Later Ismayilov discusses the problem of religious ignorance among Muslims and its effects on the recent radicalization of Muslims. His argument is that there is nothing inherently radical in Islam and due to their ignorance of their own religion, Muslims have become “easy prey for manipulation [and] misled into radicalism.” Since this issue is not my expertise, I am agnostic on to what extent Muslims are ignorant of their religion and exactly how this ignorance plays a role in radicalization. Let this point be discussed by others.
I would like to ask Ismayilov to explain exactly what does he mean when he says that the authoritarian governments in the Muslim East “have embraced modernity as their legitimating creed”? And what are these countries (i.e. Iraq, Saudi Arabia, Iran or Pakistan)? How many are there? Furthermore, he claims that “in a Western context (…) modernity and consumerism have taken over as the popular religion (and the principal logic of social control).” This is a strong argument without any presented evidence. First, if modernity and consumerism count as religion, then what is Ismayilov’s definition of religion? In addition, how do we know that modernity and consumerism have become the popular religion of the West? Based on what evidence can we support this argument? Also, how do we know that this “popular religion” has become “the principal logic of social control”? Based on what evidence can we support this argument?
In the same subsection, the author mentions “sacred knowledge” and “epistemological rift.” First, what is sacred knowledge? How many forms of sacred knowledge can be identified? What are the differences between sacred and non-sacred (“material” in his words) knowledge? What are the differences between sacred and religious knowledge? If today I establish my own religion with its holy book and find a few followers, would my newly written holy book be considered (a part of many forms of) sacred knowledge? Second, this epistemological rift also needs an explanation. What is it and why did it occur?
Finally, I feel obliged to note that by enumerating three factors that pushed Muslims to “embrace the likes of ISIS,” Ismayilov does not discuss the responsibility of those individuals who join radical organizations.

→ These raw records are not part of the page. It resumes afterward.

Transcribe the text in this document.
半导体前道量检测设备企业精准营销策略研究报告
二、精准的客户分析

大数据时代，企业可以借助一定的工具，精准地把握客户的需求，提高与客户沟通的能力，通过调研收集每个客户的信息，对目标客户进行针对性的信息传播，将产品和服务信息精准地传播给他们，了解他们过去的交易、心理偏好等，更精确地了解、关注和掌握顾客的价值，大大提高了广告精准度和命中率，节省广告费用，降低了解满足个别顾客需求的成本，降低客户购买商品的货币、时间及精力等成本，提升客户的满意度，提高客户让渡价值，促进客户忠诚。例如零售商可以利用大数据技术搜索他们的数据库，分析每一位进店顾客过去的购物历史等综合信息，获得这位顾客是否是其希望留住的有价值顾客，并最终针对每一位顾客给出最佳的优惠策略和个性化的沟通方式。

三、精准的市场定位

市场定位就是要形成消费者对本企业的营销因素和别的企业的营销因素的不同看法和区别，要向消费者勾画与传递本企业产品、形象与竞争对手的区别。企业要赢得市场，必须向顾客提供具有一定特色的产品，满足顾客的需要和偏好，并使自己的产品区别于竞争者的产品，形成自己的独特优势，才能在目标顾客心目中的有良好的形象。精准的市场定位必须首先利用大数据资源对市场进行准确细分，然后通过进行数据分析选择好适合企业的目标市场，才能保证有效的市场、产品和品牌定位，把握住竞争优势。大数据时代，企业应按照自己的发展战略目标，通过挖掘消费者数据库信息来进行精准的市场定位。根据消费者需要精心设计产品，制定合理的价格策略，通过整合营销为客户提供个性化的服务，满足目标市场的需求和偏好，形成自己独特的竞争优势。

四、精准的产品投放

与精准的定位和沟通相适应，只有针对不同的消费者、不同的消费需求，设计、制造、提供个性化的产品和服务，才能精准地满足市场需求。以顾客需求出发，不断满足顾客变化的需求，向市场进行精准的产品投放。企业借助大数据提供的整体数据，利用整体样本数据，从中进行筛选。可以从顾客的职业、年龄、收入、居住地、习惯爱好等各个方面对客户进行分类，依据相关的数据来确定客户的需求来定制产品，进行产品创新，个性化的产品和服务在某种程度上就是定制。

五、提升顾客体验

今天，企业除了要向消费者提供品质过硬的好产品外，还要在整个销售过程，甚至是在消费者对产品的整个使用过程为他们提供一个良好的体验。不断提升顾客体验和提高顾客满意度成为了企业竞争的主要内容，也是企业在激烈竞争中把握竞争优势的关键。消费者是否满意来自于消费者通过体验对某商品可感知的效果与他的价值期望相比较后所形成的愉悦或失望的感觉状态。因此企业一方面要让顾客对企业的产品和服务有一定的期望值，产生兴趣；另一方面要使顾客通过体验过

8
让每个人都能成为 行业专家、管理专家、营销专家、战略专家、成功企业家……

Suppose that I am an ignorant Muslim and a citizen of an authoritarian country living in a traditional and oppressive family. Because of these reasons, I decide to join IS. Now who should be blamed first? Or suppose that I am a first generation Muslim living in Germany who faces everyday racism. Thus, I become angry and decide to join IS. Again, who should be blamed first? Nobody has put a gun to my head to prevent me from reading the Quran in order to overcome my religious ignorance. Similarly, many might try to manipulate me, but since I am an adult I am the one, first and foremost, who should be held responsible for my actions and decisions. Also, I might indeed experience negative public attitudes because of my religious views, however, it does not give me any reason whatsoever to radicalize or join terrorist organizations. One can object that emphasizing the personal responsibility of a radicalized Muslim contributes nothing to the argument of Ismayilov’s article. However, as a student of political philosophy, I would still insist that when we analyze a problem, we need to need to explicitly recognize all the participants and their share of responsibility in our map in order to be able to identify the fair share of responsibility of each participant.